Milo shifted again. Their dark blue Write in Wright T-shirts were soaking up the sun, and his back was blistering. “I feel like that guy we read about in mythology last year, the one who flew too close to the sun and burnt up his wings. What was his name again?”
Before Eden could answer, the float lurched to a stop. Milo almost lost his balance. “What’s going on?”
“Dance routine,” Eden said, pointing in front of them. “We’ll be here for a while.” Up beyond the kazoo band, a dancing group had stopped marching and started a short performance.
“How did we end up here?” he muttered to Eden, who had to be as uncomfortable as he was. He heartily wished they were down with Paige and Jack and the rest of their friends, handing out fliers and balloons as they walked next to the float.
Eden didn’t answer. She just pointed down at Jack.
“Oh, yeah,” Milo remembered.
* * *
The theme for their Fourth of July float had been Jack’s idea.
“We need to do something different for the Fourth,” he told them all. “Write in Wright is a good campaign slogan and everything, but by now, everyone’s heard it before. We need something new and catchy just for the parade.”
“What do you suggest?” Eden asked.
“I don’t know. Something to do with cars, or heavy machinery, or something cool.”
Eden put her head in her hands.
“I wish we had a riding lawn mower,” Jack told Milo. “We could mow lawns with it and use it in parades. But no—you have to use all of your money on your stupid campaign.” He grinned to let Milo know he was joking. “Next summer we’re buying one, though. No excuses.”
“That would have been great,” Milo said, picturing himself riding down Sage’s Main Street in a shiny green riding lawn mower. He could stick two little fla
gs on the front, just like the Presidential limo.
“Hey, wait a minute,” Jack said suddenly. “What about an airplane instead? That’s heavy machinery, right?”
“An airplane?” Milo asked. “How would we get an airplane?”
“Not a real one. We’ll build one on the float and you can pretend to fly it.
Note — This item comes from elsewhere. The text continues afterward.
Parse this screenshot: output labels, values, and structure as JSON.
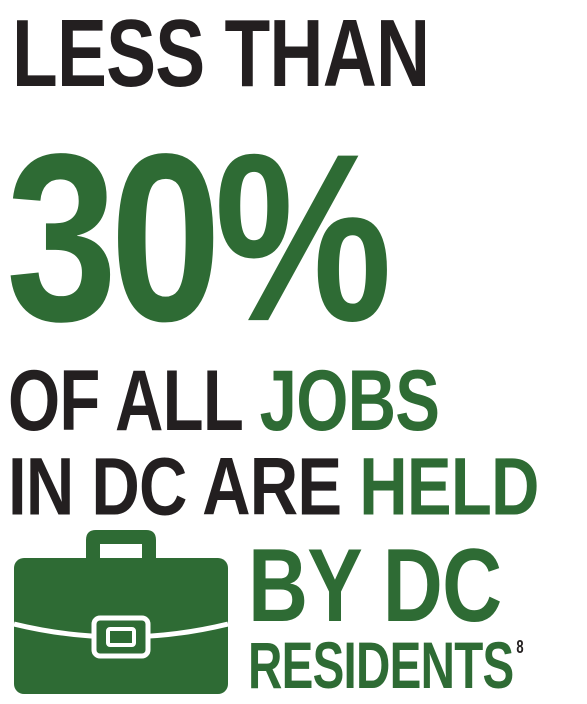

The slogan for the parade can be Take Flight with Wright and we can fold all the fliers into paper airplanes. Get it? Fliers? Flyers? I’m a freaking genius.”
“Jack, I’m actually kind of impressed,” said Paige. “That’s perfect.”
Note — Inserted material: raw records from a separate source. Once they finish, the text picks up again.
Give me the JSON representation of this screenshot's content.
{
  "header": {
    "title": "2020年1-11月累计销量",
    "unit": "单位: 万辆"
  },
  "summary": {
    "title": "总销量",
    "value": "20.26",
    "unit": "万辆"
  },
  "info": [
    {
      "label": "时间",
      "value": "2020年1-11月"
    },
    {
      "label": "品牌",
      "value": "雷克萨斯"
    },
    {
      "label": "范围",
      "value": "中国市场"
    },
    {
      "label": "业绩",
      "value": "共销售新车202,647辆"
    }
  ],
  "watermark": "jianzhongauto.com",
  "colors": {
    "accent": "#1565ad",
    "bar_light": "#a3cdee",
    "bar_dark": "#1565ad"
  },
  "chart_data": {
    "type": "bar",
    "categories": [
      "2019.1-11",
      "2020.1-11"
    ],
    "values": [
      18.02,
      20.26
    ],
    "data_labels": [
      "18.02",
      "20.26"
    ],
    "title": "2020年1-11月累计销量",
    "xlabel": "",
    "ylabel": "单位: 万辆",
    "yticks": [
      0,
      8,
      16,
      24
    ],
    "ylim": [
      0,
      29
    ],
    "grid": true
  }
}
“It really is!” Eden exclaimed enthusiastically. “The whole point is to get the fliers out so people can find out about the website and the under-eighteen vote. They’re much more likely to pick up the flyers if they’re airplanes.” Then her eyes widened. “Wait. I’ve got another idea. You know how the Wright brothers invented the airplane? We could do something with that too! We could find some vintage clothes, and have you and Jack dress up like the Wright brothers, and make our plane look like the first one they flew at Kitty Hawk . . .”
Jack looked at Milo. It was time to stage an intervention for Eden before they ended up in vintage pilot gear from 1903.
“No,” Jack said. “That’s too much. We need to keep it simple. We’ll use chicken wire and put together some kind of super basic airplane.” He paused. “Or maybe a rocket. That might be easier.”
“A rocket sounds good,” Eden said, thoughtfully. “We could—”
“No astronaut costumes,” Milo warned her.
* * *
And so that was how Milo came to be standing next to a giant tinfoil-covered rocket while the parade moved incrementally through the heat and the listless crowd. For a moment, Milo thought he’d spontaneously combusted, it was so hot.
The kids in the kazoo band kept popping away from their formation. The parade had stopped again for another dance routine and the kids were getting impatient and restless. Milo wondered where they found the energy.
He turned to say something to Eden, but she wasn’t there. She was climbing down off the platform.